A word about childhood heroes. Well, perhaps a word about one of my childhood hero’s and the man who is still one of my hero’s. The year I was born was the final season of America’s first western TV show, Hop-a-long Cassidy. The actor William Boyd first stared as Cassidy in 1935 in the movie Hop-along Cassidy. This movie turned into a film series and eventually the first television horse-opera.

The fact that the series ended shortly before my birth didn’t keep me from seeing it. Thanks to syndication, I saw every episode and every film, more times than I can count. My hero Hoppy was a bigger than life character, and the actor who portrayed him happily threw himself into the role, even off camera. To thousands of children, for the rest of his life, he was William Hop-a-long Cassidy.

As written, in the books, Cassidy was a cantankerous, aging cowboy and gunfighter, that drank, smoked, chewed tobacco, and gambled. The primary character in a long-running pulp fiction series of books. I have read every single book in the series and love them. But William Boyd didn’t see his Hoppy the same way that author Clarence E. Mulford saw the character. Mulford wrote about the wild blooded, redheaded foreman of a West Texas Ranch. A man wounded in his hip in a gun battle in his youth who hopped when he walked, hence the name, Hop-a-long. While Mulford’s Cassidy was a likable enough fellow, he wasn’t what Boyd saw as a role model for children.

Acutely aware that children would be drawn to the character of Cassidy, Boyd insisted on changes. Part of the reason can be traced back to his A-list star power and how it shattered overnight. A stage actor named William ‘Stage’ Boyd arrest for Alcohol and Drug Possession at the height of Prohibition harmed both player’s carriers. William Boyd’s (the film star) picture ran in an article about the other fellow's arrest, destroying his career. For several years Boyd was persona-non-grata in Hollywood. Once he landed the role of Cassidy, he decided to mold himself into a role model for anyone, especially children. To protect his second chance, Boyd refused to allow the character to be portrayed on screen as written.

Perhaps if Boyd hadn’t been such a bankable star, Mulford would have won, and Hoppy would have been a foul-mouthed antihero. The fact that Boyd’s films always turned a 100% plus profit carried a lot of weight. No film that William Boyd appeared in every lost money. No other Hollywood actor can make that claim. Boyd’s protection of his version of Hop-along Cassidy ran deep, turning down any role that wasn’t Hoppy that might damage anyone’s view of the Cassidy Character.

Some of my earliest memories are watching the TV reruns, or movies and seeing William Boyd after the show, still in character.
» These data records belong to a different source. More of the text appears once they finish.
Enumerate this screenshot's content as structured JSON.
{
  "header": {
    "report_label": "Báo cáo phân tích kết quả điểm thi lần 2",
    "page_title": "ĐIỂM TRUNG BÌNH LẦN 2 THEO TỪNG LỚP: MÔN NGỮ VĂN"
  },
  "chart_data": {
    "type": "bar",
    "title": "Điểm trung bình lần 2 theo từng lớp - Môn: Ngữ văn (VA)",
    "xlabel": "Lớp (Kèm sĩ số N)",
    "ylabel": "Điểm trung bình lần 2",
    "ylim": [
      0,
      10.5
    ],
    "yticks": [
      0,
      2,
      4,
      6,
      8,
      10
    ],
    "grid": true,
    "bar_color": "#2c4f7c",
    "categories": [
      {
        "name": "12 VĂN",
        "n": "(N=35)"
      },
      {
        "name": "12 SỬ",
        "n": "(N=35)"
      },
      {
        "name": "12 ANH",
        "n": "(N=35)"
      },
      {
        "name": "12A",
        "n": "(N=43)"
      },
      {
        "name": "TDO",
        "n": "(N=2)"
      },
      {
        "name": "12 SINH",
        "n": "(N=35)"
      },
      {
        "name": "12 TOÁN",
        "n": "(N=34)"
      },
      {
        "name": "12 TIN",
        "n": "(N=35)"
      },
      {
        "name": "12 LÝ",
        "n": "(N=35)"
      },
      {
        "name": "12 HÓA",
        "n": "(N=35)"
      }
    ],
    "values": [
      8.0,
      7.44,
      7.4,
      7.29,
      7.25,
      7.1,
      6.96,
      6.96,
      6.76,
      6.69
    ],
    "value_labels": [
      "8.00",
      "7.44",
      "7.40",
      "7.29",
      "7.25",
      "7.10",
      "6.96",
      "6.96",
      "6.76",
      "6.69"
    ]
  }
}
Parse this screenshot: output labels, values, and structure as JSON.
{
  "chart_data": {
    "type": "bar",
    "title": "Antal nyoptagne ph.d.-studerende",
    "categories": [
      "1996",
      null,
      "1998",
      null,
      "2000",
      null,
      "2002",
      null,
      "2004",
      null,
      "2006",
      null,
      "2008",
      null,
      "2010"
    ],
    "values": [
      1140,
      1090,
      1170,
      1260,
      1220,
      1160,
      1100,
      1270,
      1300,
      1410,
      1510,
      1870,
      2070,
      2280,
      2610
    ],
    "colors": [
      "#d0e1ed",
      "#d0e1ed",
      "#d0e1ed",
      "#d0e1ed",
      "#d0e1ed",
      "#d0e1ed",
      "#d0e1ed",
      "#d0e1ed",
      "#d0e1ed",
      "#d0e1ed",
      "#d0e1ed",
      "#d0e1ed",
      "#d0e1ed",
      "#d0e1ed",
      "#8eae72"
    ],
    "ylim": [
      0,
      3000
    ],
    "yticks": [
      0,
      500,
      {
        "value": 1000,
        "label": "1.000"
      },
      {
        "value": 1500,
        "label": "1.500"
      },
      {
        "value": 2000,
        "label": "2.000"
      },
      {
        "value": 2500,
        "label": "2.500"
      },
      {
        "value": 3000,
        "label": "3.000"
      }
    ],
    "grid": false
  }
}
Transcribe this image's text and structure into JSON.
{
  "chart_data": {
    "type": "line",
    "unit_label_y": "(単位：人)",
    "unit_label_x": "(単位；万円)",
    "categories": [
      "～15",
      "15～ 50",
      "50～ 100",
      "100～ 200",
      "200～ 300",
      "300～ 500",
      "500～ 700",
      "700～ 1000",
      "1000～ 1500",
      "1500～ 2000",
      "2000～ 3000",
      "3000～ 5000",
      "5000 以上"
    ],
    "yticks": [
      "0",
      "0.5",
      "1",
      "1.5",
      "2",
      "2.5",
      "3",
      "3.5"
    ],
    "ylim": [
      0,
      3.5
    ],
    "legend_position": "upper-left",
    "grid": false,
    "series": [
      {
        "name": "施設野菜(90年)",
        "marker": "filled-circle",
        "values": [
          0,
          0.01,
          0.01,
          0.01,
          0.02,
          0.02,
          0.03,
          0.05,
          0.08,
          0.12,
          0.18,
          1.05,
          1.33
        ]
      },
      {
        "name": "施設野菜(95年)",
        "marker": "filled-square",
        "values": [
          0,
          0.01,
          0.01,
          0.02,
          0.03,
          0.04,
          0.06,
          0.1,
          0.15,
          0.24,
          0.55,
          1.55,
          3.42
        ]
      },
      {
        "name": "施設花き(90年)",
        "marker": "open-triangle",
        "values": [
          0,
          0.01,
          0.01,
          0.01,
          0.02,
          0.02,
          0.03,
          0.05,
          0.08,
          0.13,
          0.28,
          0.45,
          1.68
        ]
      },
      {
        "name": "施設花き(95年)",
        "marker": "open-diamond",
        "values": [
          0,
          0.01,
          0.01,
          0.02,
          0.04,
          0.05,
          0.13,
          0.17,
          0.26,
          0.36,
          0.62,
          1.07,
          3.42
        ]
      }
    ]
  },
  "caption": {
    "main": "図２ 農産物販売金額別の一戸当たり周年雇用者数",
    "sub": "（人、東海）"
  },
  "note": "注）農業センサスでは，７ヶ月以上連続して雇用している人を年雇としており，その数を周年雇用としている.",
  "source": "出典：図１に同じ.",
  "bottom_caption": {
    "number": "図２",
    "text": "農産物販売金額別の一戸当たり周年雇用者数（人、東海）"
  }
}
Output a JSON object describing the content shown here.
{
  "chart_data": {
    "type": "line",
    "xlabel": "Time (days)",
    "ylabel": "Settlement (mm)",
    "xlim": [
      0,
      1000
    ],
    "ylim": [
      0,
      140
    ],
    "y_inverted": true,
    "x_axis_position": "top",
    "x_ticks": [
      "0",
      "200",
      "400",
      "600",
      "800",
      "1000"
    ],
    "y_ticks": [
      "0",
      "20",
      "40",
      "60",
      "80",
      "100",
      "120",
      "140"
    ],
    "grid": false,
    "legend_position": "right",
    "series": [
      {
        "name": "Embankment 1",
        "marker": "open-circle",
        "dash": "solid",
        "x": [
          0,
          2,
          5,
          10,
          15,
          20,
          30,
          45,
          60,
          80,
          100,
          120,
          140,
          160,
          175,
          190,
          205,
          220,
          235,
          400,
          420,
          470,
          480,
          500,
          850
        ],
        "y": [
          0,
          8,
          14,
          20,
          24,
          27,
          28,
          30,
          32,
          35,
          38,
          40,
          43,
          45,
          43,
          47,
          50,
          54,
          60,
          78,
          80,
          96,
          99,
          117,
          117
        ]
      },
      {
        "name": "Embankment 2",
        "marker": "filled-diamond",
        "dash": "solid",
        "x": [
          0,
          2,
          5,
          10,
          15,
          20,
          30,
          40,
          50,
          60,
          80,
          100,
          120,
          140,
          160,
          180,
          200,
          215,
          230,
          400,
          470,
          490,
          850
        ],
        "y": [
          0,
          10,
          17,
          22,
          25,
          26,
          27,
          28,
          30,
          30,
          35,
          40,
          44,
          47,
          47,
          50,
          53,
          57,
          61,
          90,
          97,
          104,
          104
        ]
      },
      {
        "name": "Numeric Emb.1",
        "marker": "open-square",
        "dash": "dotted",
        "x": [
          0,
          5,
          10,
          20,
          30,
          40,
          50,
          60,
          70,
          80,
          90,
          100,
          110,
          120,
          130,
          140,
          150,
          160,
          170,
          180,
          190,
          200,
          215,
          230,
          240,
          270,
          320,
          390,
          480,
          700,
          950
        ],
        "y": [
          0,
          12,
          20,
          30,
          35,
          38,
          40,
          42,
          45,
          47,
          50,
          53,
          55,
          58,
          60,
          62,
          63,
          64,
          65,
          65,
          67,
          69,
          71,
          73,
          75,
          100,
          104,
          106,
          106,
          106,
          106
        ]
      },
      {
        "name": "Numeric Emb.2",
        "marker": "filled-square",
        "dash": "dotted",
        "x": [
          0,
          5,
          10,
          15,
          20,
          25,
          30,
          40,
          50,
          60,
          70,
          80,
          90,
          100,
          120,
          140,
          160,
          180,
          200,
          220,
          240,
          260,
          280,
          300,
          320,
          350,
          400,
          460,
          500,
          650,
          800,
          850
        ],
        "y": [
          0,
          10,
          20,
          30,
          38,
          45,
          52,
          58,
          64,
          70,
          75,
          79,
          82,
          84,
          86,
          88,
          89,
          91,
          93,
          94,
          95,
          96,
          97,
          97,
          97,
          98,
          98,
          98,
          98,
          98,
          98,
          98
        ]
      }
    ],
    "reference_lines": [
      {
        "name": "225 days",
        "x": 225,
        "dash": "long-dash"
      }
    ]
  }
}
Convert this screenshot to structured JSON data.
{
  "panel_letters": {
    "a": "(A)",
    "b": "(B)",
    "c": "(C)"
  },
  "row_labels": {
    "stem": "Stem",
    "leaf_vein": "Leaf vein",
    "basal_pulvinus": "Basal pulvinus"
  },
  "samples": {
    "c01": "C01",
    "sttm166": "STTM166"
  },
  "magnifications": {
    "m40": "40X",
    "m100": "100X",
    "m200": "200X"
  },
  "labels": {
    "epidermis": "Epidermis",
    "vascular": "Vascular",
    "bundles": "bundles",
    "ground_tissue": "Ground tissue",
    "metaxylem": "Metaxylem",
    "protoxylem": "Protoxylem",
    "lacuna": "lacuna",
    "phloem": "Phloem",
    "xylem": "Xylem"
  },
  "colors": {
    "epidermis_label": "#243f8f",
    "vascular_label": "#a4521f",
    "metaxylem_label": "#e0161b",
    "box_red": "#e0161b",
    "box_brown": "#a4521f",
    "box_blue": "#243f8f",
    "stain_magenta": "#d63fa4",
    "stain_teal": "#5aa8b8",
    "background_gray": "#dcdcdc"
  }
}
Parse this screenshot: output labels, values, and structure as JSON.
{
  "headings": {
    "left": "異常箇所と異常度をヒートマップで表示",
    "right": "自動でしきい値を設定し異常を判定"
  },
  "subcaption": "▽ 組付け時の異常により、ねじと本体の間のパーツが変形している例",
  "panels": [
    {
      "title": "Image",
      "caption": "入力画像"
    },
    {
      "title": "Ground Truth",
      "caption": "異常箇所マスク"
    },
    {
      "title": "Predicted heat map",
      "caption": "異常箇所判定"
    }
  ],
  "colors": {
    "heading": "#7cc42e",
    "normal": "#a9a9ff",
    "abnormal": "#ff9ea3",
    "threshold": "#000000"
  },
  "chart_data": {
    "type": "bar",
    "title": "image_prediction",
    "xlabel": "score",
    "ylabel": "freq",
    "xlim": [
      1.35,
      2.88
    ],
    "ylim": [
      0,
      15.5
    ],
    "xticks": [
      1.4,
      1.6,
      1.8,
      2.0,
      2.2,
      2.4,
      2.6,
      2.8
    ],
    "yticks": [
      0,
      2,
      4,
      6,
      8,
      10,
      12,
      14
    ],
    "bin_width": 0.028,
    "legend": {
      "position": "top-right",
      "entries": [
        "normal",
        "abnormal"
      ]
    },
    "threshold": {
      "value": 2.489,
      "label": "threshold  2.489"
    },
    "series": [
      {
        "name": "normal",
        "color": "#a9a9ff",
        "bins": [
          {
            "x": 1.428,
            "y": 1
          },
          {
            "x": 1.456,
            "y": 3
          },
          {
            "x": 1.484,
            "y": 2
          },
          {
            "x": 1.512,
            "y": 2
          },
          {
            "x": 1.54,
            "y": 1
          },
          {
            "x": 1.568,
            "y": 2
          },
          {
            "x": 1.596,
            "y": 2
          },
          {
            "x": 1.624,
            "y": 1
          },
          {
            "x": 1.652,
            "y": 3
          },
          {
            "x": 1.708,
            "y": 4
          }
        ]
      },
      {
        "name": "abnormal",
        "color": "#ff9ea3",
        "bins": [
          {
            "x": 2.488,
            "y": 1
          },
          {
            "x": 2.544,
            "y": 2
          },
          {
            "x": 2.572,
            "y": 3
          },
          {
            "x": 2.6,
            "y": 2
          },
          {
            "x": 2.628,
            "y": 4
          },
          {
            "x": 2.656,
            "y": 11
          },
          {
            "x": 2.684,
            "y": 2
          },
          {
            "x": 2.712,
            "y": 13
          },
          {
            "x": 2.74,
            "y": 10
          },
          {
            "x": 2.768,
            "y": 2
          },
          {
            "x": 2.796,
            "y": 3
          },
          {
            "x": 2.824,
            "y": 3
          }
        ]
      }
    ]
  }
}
He would tell me to be kind to my friends, to treat others as I wanted to be treated, and to always remember to wear my goulashes when it rained, or other helpful tips.

Years later, as grown man, I saw an interview with an aging Boyd, in some documentary about westerns, where he said, “In 1935 I meet a fellow called Hoppy, and he changed my life.” Along with such notable western icons of the 1950’s TV fair, The Lone Ranger, The Cisco Kid, and others, William Lawrence Boyd as Hop-a-long Cassidy helped shape my love of Westerns.

If you ever get the chance catch some of the TV shows or movies you should watch them. Hopefully, Hoppy will come on after the show and give some sage words of advice for young people. So, there is no mistake, as a child my Hero was Hop-a-long Cassidy (both in book form and on the screen). However, as an adult, I admire the man William Boyd, far more than the fictional character in the books or that larger than life silver screen image that Boyd played.